Sunday, November 27, 2011

I am getting pretty sick and tired of this whole “99 percent thing.” I have no idea why the Occupy movement thinks the world breaks down between the top one percent and the rest of us. I suggest that a closer look at income shows the distinctions are far more complex than these idiots use to sell their swill.

I assume when they rail against the top one percent they mean by net worth. According to the New York Times, the bottom of the top one percent is worth over $19 million. That is a lot of money, but I suggest, the people who are worth $19 million dollars have very little in common with Occupy Wall Street hero Steve Jobs, whose net worth was estimated at over $8 billion in 2010. I am not suggesting a net worth of $19 million is insignificant, but I am sure a lot of that wealth for many millionaires is tied up in a family business. Those at the bottom of the one percent do not take private jets, control voting shares in publicly held companies, or manipulate commodities prices. Most of them, I bet, are very well off, probably working-class people who struck it big by working hard and being smart.

Looking at the top one percent by income is even more revealing. The 99th percentile income is a little over $500,000. Now half a million dollars a year is nothing to scoff at, and is obviously a significant multiple of anything I have ever made. (I guess that puts me in the 99 percent the Occupiers want to help.) But really, does making $500,000 put wage earners in the same class as say the chairman of General Electric who has made at least 10 times that amount in each of the past three years? Or to put it in terms I can relate to, the bottom of the top one percent is Brett Gardner, the top is A-Rod.

I suggest that someone making $500,000 a year (especially in New York where the prices are absurd) has a lot more in common than the average Occupy Wall Street protestor, than their phony supporters Graham Nash and Alec Baldwin. Well-paid wage earners still worry about their retirement, probably take the subway, and wonder how they will pay for private schools. Of course they have many more resources than most of us, but I expect their lives in many respects are more middle-class than first class.

Any movement that wants to put a wage earner, even a high one who makes $500,000, in the same group as Warren Buffet is either being deliberately obtuse or selling sophistry. So while their watchword of “We are the 99 percent” is catchy and makes for good headlines, and I suppose, makes it easy to chant outside the windows of people trying to sleep, it completely obscures real life.

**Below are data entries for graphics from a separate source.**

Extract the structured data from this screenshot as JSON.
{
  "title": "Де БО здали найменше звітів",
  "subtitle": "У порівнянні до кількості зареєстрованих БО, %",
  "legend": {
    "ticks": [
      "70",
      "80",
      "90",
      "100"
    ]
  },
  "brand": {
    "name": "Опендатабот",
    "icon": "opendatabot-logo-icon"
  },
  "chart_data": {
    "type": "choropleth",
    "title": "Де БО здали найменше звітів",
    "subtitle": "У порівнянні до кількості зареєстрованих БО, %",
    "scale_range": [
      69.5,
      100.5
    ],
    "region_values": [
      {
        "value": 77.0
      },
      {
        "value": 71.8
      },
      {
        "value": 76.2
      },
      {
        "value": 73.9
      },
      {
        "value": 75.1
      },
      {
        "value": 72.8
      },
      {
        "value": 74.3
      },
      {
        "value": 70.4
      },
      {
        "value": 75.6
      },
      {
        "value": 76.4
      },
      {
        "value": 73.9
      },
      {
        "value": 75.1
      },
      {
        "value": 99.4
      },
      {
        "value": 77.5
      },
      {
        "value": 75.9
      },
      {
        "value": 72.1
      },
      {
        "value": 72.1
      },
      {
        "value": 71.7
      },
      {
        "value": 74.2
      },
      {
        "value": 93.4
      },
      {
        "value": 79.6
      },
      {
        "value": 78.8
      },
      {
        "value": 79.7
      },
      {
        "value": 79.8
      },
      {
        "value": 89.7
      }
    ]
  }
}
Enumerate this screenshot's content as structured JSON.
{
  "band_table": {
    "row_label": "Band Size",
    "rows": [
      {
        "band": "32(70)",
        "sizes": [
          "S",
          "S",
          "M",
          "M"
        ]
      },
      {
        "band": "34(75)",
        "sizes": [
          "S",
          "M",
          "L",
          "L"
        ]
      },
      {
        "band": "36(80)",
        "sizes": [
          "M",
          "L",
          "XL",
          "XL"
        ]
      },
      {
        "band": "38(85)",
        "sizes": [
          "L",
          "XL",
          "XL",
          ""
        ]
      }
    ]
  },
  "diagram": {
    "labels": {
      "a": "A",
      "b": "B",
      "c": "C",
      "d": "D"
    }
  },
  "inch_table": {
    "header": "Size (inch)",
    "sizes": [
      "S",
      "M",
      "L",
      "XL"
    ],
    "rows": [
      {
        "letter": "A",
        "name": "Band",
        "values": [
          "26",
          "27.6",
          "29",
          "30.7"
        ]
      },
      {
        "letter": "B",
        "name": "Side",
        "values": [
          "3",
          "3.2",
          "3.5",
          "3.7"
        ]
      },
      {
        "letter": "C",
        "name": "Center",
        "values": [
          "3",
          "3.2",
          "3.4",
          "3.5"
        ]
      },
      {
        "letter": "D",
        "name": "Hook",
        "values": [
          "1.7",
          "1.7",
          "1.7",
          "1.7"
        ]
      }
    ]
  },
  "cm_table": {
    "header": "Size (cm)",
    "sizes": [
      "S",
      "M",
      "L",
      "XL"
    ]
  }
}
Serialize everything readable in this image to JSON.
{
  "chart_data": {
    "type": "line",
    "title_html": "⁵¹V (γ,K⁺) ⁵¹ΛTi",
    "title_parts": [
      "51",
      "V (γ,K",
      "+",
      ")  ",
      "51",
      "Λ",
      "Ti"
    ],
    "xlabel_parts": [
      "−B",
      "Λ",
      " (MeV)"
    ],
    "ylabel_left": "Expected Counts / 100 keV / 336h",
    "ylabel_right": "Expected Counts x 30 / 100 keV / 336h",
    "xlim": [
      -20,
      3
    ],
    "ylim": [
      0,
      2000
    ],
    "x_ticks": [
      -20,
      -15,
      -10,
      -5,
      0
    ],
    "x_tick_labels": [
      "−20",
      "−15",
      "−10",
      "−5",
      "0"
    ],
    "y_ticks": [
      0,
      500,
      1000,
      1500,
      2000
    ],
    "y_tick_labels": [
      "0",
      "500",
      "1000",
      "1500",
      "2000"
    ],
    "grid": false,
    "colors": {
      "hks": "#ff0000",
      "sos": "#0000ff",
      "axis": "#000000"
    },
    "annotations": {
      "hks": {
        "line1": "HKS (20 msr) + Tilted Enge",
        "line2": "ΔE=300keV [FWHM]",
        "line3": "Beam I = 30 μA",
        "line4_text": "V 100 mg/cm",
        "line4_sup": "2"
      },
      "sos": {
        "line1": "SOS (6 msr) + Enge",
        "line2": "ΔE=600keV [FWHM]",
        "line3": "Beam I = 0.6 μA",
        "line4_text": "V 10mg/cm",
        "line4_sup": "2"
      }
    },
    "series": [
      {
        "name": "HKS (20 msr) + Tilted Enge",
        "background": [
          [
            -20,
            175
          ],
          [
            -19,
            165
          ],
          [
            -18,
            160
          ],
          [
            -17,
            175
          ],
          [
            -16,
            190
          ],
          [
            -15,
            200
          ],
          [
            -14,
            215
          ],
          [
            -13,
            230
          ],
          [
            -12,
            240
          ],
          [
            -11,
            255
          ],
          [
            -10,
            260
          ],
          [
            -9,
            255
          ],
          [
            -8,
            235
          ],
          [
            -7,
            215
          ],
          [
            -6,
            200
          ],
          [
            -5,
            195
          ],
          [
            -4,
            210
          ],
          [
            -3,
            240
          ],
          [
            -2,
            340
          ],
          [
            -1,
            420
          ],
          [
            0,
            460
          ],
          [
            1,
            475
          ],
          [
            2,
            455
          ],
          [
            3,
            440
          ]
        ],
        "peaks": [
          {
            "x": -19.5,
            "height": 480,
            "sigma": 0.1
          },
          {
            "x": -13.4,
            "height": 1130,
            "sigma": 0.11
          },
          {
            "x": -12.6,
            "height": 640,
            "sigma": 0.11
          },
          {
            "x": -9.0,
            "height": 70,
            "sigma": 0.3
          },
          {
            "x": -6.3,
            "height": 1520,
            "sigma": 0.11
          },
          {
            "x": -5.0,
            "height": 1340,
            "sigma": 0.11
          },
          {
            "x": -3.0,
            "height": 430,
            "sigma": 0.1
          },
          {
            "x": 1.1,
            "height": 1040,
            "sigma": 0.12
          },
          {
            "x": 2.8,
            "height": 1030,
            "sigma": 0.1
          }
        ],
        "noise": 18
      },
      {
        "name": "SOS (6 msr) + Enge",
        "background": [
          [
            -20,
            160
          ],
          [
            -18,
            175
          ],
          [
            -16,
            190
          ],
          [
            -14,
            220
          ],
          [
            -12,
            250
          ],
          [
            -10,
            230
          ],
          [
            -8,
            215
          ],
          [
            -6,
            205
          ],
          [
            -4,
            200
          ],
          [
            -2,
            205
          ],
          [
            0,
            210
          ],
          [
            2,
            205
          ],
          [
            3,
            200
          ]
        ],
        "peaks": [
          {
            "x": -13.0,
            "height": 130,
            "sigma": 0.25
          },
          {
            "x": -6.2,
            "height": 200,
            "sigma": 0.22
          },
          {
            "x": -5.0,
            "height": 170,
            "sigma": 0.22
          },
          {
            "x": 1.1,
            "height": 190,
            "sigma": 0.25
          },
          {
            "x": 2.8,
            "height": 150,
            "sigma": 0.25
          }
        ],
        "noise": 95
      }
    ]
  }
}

It is always a little difficult to criticize the philosophy of this “movement” because they pride themselves on having none. Without taking a stand on anything, except being against a plethora of world woes from hunger, to war, to “corporate greed,” to excessive tuition, to police brutality, they allow themselves to criticize hard-working members of the 99 percent, like police officers and government servants, but deify Mark Zuckerberg. Most of us in the 99 percent, while acknowledging the world is not perfect and that corporations often abuse their power and need regulation, do not think the answer is some vague “movement” with no answers, no solutions, no desire to seek solutions, and which appears to exist at this point only to allow those who have their own agendas (anarchists, college students, hipster singers, bleeding hearts, and the chronically unemployed to name a few) a chance to get media attention by causing problems for the very people they profess to want to help.

One of the Philadelphia protestors in today’s New York Times said he wanted to move to a high profile spot after they get evicted from their current location so “a lot more of the right kind of people get annoyed.” I assume the “right kind of people” are the one percent. No desire to get across a message, make a point, offer any solutions. Their agenda is the same as your irritant child whining about having to clean his room. In the meantime significant public dollars are being expended to control their behavior. I am sure convicted felons like David Crosby are very proud.